Sama tylko lista polskich kolejowych przejść granicznych, na których w ciągu ostatniego dwudziestolecia zlikwidowany został ruch pasażerski, byłaby tak obszerna, że mogłaby zapewne stać się odrębnym artykułem. Dość wymienić nieczynne terminale w Braniewie, Rawie Ruskiej, Krościenku, Czeremsze.
Likwidacje objęły jednak także przejścia z państwami, z którymi Polskę łączy granica schengeńska, a więc teoretycznie bardzo łatwa do przekroczenia. Uproszczone procedury nie wystarczyły, by kontynuować ruch na Litwę z Trakiszek, na Słowację z Łupkowa, do Czech z Chałupek i Mieroszowa czy nawet do Niemiec z Gubina. Zauważając ten regres, warto przyjrzeć się doświadczeniom krajów, które na ruchu transgranicznym – z konieczności – opierają znaczną część pasażerskich przewozów kolejowych.
Konieczna współpraca ukraińsko-mołdawskaMołdawia, młoda republika powstała po rozpadzie Związku Radzieckiego, ma 3,5 mln obywateli, powierzchnię mniejszą niż województwo mazowieckie i skromną sieć kolejową, która dodatkowo – wziąwszy pod uwagę tylko tory leżące na jej terytorium – jest w sporej części całkowicie bezużyteczna. Linie powstałe w okresie okupacji sowieckiej nie przebiegały bowiem zgodnie z podziałem administracyjnym i po ogłoszeniu niepodległości Mołdawii i Ukrainy zostały pocięte przez granice, których ranga z dnia na dzień urosła.
Bez współpracy między państwami w zasadzie nie byłoby dojazdu do całej południowej części kraju. Na odcinku ok. 15 km po terytorium Ukrainy biegnie bowiem magistrala Kiszyniów – Besarabka, którą przejazd konieczny jest, by dostać się m.in. do
jedynego mołdawskiego portu morskiego w Giurgiulești. Na Ukrainę wjeżdża się też jadąc linią prowadzącą do autonomii gagauskiej Gagauz Yeri – wychodzącą z Besarabki trasą do Etulii przez sporej rangi Vulcăneşti. Na północy kraju kilkukrotnie granice przecina natomiast linia z Czerniowców do Sokirian.
Pogranicznik na motorze i odprawy bez postojówMimo nieistniejącej na wielu naszych granicach, a tam wciąż bezsprzecznej konieczności kontroli podróżnych ruch pasażerski na wszystkich tych trasach jest prowadzony. Co więcej, w każdym z tych przypadków pociągi nie jadą tranzytem bez postoju, ale obsługują także przystanki w kraju sąsiada, stanowiąc podstawę komunikacji między niektórymi miejscowościami wewnątrz Ukrainy.

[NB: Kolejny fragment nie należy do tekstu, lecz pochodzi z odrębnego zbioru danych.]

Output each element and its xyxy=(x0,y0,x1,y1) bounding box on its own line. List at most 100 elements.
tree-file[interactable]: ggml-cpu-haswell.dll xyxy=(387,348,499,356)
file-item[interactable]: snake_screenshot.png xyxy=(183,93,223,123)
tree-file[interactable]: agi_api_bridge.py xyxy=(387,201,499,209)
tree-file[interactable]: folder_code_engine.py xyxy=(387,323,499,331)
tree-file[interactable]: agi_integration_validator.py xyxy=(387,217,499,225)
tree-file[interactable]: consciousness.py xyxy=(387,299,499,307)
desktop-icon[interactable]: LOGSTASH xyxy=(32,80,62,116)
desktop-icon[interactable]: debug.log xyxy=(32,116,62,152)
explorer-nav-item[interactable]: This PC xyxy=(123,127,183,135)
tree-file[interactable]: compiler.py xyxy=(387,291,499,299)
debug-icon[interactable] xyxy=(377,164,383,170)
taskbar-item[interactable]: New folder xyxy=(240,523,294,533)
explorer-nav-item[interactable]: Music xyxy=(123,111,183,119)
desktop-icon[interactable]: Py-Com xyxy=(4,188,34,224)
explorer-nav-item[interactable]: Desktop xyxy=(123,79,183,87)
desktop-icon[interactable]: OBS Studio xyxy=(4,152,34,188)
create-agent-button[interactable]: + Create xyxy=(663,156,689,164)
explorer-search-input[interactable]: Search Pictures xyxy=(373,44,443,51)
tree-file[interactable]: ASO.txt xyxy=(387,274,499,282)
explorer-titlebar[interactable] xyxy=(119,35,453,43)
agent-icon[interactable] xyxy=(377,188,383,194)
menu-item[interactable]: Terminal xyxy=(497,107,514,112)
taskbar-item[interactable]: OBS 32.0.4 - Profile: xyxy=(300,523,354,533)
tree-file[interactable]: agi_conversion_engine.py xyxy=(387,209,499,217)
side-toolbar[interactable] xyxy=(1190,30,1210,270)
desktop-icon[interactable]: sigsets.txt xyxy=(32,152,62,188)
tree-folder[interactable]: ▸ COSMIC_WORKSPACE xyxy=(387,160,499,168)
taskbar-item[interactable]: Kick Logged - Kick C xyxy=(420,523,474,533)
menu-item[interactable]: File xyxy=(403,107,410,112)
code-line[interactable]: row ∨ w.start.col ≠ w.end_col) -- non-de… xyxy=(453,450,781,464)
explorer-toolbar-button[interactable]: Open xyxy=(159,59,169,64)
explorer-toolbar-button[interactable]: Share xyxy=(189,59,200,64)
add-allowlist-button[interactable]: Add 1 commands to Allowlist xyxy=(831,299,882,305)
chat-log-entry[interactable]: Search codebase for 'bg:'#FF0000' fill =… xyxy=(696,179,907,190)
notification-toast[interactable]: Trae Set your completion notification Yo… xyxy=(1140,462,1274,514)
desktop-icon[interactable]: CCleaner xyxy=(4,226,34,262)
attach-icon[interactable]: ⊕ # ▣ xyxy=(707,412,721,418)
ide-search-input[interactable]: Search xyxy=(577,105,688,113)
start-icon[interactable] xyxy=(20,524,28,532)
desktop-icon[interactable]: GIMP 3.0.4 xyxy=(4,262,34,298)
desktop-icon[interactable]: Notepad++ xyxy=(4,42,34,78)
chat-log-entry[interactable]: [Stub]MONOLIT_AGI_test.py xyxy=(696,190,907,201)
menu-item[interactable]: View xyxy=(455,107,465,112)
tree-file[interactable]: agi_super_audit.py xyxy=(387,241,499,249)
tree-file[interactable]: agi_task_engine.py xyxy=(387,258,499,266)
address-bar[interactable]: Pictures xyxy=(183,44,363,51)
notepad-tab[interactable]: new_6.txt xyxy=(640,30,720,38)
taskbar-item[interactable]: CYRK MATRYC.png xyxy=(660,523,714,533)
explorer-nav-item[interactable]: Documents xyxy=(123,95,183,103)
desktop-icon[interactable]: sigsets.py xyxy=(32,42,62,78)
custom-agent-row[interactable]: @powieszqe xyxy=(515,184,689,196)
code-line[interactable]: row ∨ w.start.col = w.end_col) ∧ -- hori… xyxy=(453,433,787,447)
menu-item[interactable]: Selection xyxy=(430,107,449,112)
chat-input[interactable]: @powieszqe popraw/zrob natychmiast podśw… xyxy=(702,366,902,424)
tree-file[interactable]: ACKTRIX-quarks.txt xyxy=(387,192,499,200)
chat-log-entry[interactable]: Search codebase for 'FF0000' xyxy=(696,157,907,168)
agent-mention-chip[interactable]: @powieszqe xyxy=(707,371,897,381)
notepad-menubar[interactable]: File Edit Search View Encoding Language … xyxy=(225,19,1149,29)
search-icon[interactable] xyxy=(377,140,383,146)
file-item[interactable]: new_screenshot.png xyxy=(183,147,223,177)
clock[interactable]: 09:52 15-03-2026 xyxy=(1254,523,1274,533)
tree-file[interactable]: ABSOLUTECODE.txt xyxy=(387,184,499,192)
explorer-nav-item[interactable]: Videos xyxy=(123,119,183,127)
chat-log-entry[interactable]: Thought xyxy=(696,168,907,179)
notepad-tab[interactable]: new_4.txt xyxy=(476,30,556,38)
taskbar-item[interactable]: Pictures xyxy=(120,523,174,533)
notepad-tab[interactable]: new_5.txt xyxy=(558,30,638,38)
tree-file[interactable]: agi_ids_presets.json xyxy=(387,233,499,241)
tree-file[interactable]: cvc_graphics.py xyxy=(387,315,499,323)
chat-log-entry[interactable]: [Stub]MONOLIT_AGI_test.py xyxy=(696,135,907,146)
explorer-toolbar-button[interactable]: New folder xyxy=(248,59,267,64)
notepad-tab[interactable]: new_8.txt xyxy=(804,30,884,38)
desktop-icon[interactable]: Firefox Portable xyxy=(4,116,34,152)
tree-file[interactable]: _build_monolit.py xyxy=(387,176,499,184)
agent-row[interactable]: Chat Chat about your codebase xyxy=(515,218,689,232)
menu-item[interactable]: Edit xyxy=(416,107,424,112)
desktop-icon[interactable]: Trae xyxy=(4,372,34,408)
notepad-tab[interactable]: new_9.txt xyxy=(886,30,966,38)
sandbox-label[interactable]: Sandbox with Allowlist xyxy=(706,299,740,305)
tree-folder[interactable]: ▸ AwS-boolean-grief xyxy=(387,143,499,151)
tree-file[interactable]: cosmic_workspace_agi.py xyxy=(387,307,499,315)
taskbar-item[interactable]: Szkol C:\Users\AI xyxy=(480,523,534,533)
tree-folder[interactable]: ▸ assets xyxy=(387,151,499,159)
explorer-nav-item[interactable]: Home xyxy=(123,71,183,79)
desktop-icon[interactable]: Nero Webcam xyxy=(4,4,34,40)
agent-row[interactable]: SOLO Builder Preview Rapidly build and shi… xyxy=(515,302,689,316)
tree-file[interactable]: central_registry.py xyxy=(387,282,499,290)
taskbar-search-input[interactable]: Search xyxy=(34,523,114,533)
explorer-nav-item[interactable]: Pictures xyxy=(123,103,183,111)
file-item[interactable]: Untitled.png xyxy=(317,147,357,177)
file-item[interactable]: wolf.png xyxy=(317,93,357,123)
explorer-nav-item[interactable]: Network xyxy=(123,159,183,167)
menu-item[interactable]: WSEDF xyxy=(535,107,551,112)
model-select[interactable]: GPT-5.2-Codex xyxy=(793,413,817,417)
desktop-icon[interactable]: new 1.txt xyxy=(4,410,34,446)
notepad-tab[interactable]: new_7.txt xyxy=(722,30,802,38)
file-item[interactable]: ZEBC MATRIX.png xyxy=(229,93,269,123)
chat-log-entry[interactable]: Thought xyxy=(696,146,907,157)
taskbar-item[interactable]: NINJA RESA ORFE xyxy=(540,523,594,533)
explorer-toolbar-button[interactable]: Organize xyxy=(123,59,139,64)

Stało się to możliwe dzięki znacznemu uproszczeniu procedur paszportowych przez oba państwa. Na wszystkich przejściach – nie licząc linii z Czerniowców do Sokirian – udało się też uniknąć dłuższych postojów na stacjach granicznych, bo pełna odprawa prowadzona jest tylko wśród osób wsiadających lub wysiadających na ukraińskich przystankach już po wyjściu z pociągu. W składzie prowadzi się jedynie wyrywkowe kontrole dokumentów.
Nie oznacza to jednak ograniczenia liczby postojów do tych przystanków, przy których wybudowano duże terminale. Owszem, budynek służący pogranicznikom i celnikom stoi np. w niemal dwudziestotysięcznym Bołgradzie na linii do Etulii, ale na wiejskich przystankach nieopodal Besarabki służby korzystają tylko z prowizorycznych kiosków. Na jednym z nich odprawy dokonuje natomiast... jeden funkcjonariusz przyjeżdżający tu specjalnie w godzinach przyjazdów pociągów na motorze.
Przyjazna taryfa, brak zbędnych formalności i postojów
Proste rozwiązania dotyczą także kwestii taryfowych. W większości przypadków pasażerowie korzystają ze zwyczajnej taryfy podmiejskiej Kolei Mołdawskich CFM. Inaczej jest tylko na linii wychodzącej z Czerniowców, na której kursuje skład ukraiński. W relacjach międzynarodowych wydaje się tam bilety komunikacji dalekobieżnej. Ukraińcy odpowiadają też w całości za sprzedaż biletów na odciętej od reszty sieci ukraińskiej trasie z mołdawskiej Etulii do ukraińskiego Reni. Obowiązuje tam niska taryfa lokalna odeskiej dyrekcji UZ, ale konduktorzy przyjmują zapłatę zarówno w hrywnach, jak i w lejach.
Warto wyciągnąć z obserwacji ruchu na ukraińsko-mołdawskim pograniczu wnioski. Nawet mimo pełnej kontroli wjazdów i wyjazdów przez oba sąsiadujące państwa przecinanie granic nie jest tam wielką przeszkodą dla obu przewoźników pasażerskich. Potrafią oni łączyć przewozy wewnątrzkrajowe, także te wymagające przejazdu przez inne państwo, z obsługą małego ruchu granicznego, co nie powoduje wydłużenia czasu przejazdu czy uciążliwych formalności dla przejeżdżających przez Ukrainę czy Mołdawię tranzytem. Dużo prostszy kontekst geopolityczny kolei, zwłaszcza na południowych i zachodnich rubieżach Polski, nie powinien więc uniemożliwiać rozwoju siatki lokalnych połączeń transgranicznych. Pozostaje zatem liczyć, że aktualne plany rozbudowy oferty pociągów międzynarodowych ostatecznie zakończą erę jej regresu.